According to the FDA the use of antibiotics is still approved and regulated which may cause farmers/ranchers to argue that this policy is unjust (7). On the other hand, these farmers and ranchers are not fully educated on the effects antibiotic use has in humans because pork, poultry, and cattle are their focus. The use of antibiotic compounds in animal feedstuff is causing human beings to develop bacterial diseases and infections that are not treatable by common antibiotics because their cells have mutated to be resistant to the antibiotics effects.
Another major argument for farmers and ranchers in favor of antibiotic use is that their animals are gaining more weight, free from diseases that wipe out large numbers of herds/flocks, and mainly making them more money(4). Yes, money is important, but saving human lives instead of bulking up animals of food production should be the nationwide focus.

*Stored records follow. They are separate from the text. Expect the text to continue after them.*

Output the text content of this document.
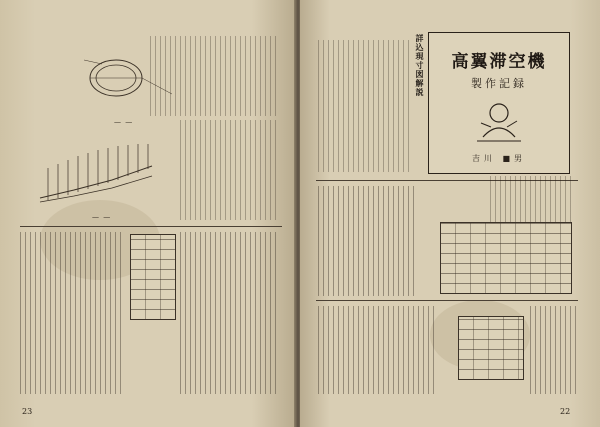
— —
— —
23
高翼滞空機
製作記録
吉川 ■男
詳込現寸図解説
22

Alternatives to the antibiotics are being tossed around and talked about which would be economically safer and beneficial to uninfected humans.

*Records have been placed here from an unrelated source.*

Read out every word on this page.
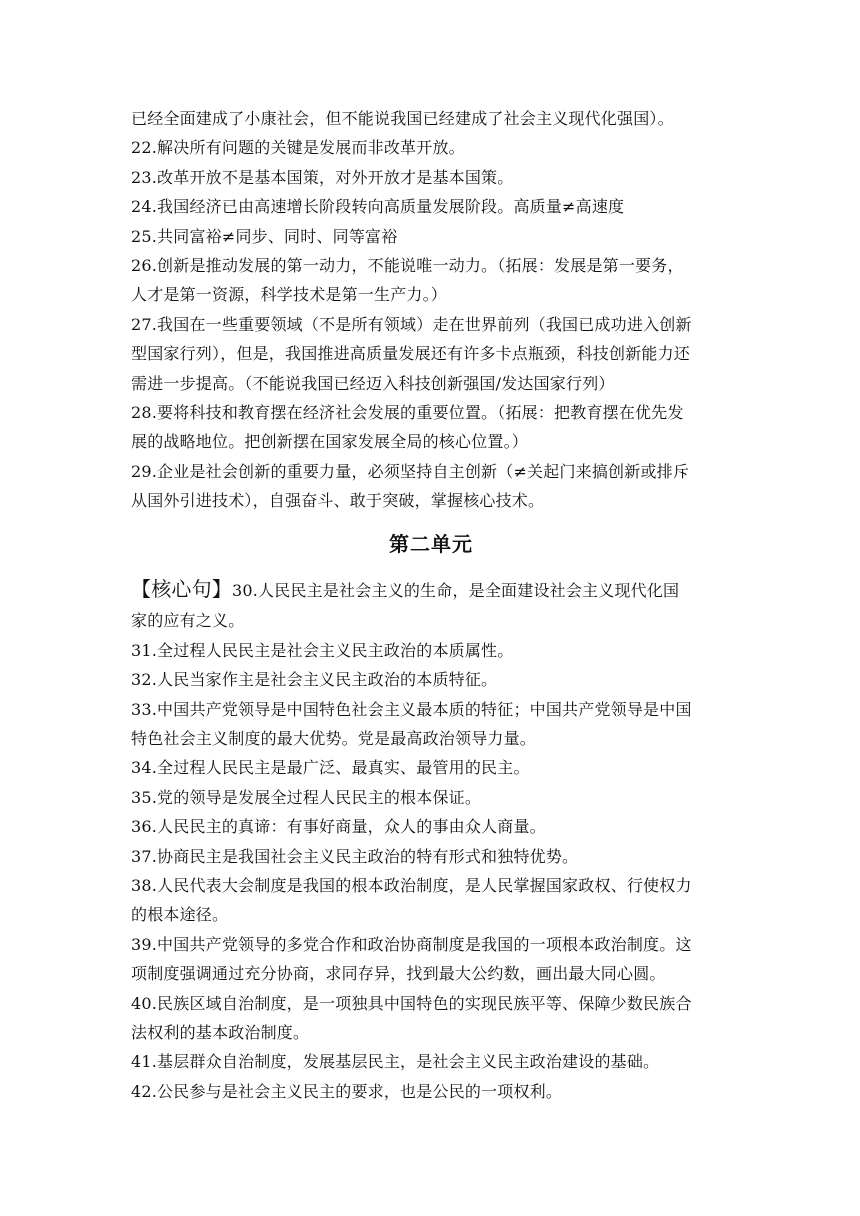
已经全面建成了小康社会，但不能说我国已经建成了社会主义现代化强国）。
22.解决所有问题的关键是发展而非改革开放。
23.改革开放不是基本国策，对外开放才是基本国策。
24.我国经济已由高速增长阶段转向高质量发展阶段。高质量≠高速度
25.共同富裕≠同步、同时、同等富裕
26.创新是推动发展的第一动力，不能说唯一动力。（拓展：发展是第一要务，
人才是第一资源，科学技术是第一生产力。）
27.我国在一些重要领域（不是所有领域）走在世界前列（我国已成功进入创新
型国家行列），但是，我国推进高质量发展还有许多卡点瓶颈，科技创新能力还
需进一步提高。（不能说我国已经迈入科技创新强国/发达国家行列）
28.要将科技和教育摆在经济社会发展的重要位置。（拓展：把教育摆在优先发
展的战略地位。把创新摆在国家发展全局的核心位置。）
29.企业是社会创新的重要力量，必须坚持自主创新（≠关起门来搞创新或排斥
从国外引进技术），自强奋斗、敢于突破，掌握核心技术。
第二单元
【核心句】30.人民民主是社会主义的生命，是全面建设社会主义现代化国
家的应有之义。
31.全过程人民民主是社会主义民主政治的本质属性。
32.人民当家作主是社会主义民主政治的本质特征。
33.中国共产党领导是中国特色社会主义最本质的特征；中国共产党领导是中国
特色社会主义制度的最大优势。党是最高政治领导力量。
34.全过程人民民主是最广泛、最真实、最管用的民主。
35.党的领导是发展全过程人民民主的根本保证。
36.人民民主的真谛：有事好商量，众人的事由众人商量。
37.协商民主是我国社会主义民主政治的特有形式和独特优势。
38.人民代表大会制度是我国的根本政治制度，是人民掌握国家政权、行使权力
的根本途径。
39.中国共产党领导的多党合作和政治协商制度是我国的一项根本政治制度。这
项制度强调通过充分协商，求同存异，找到最大公约数，画出最大同心圆。
40.民族区域自治制度，是一项独具中国特色的实现民族平等、保障少数民族合
法权利的基本政治制度。
41.基层群众自治制度，发展基层民主，是社会主义民主政治建设的基础。
42.公民参与是社会主义民主的要求，也是公民的一项权利。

This new-formed policy must be enforced to reduce antibiotic resistance and keep both animals and humans safe from incurable infections.

1) Aksoy, A., Yildirim, M., Kaçmaz, B., Apan, T., & Göçmen, J. (2007, August). Verotoxin Production in Strains of Escherichia coli Isolated from Cattle and Sheep, and Their Resistance to Antibiotics. Turkish Journal of Veterinary & Animal Sciences, 31(4), 225-231. Retrieved September 25, 2008, from Academic Search Premier database.
2) “Aminoglycoside Antibiotics in Feed — Apramycin, Gentamicin, Neomycin.” (2007, September 2). LC-GC North America, Retrieved September 25, 2008, from Academic Search Premier database.
3) Australian Pesticides and Veterinary Medicines Authority. “Part 10 – Special Data: Antibiotic Resistance.”
<http://www.apvma.gov.au/MORAG_vet/vol_3/part_10_antibiotic_resistance.html> Retrieved October 2, 2008.
4) Baker, R. (2006, November). Health Management with Reduced Antibiotic Use—The U.S. Experience. Animal Biotechnology, 17(2), 195-205. Retrieved September 25, 2008.
5) Centers for Disease Control and Prevention. “Get Smart on the Farm—Antibiotic Resistance 101.” <http://www.cdc.gov/narms/gsf_spotlight/ar_101.pdf> Retrieved September 25, 2008.
6) Mackie, R., Koike, S., Krapac, I., Chee-Sanford, J., Maxwell, S., & Aminov, R. (2006, November). Tetracycline Residues and Tetracycline Resistance Genes in Groundwater Impacted by Swine Production Facilities. Animal Biotechnology, 17(2), 157-176. Retrieved September 25, 2008.
7) Sapkota, Amy R., et al. “What Do We Feed to Food-Production Animals? A Review of Animal Feed Ingredients and Their Potential Impacts on Human Health.” Environmental Health Perspectives, 115(5): 663-670. Retrieved September 25, 2008.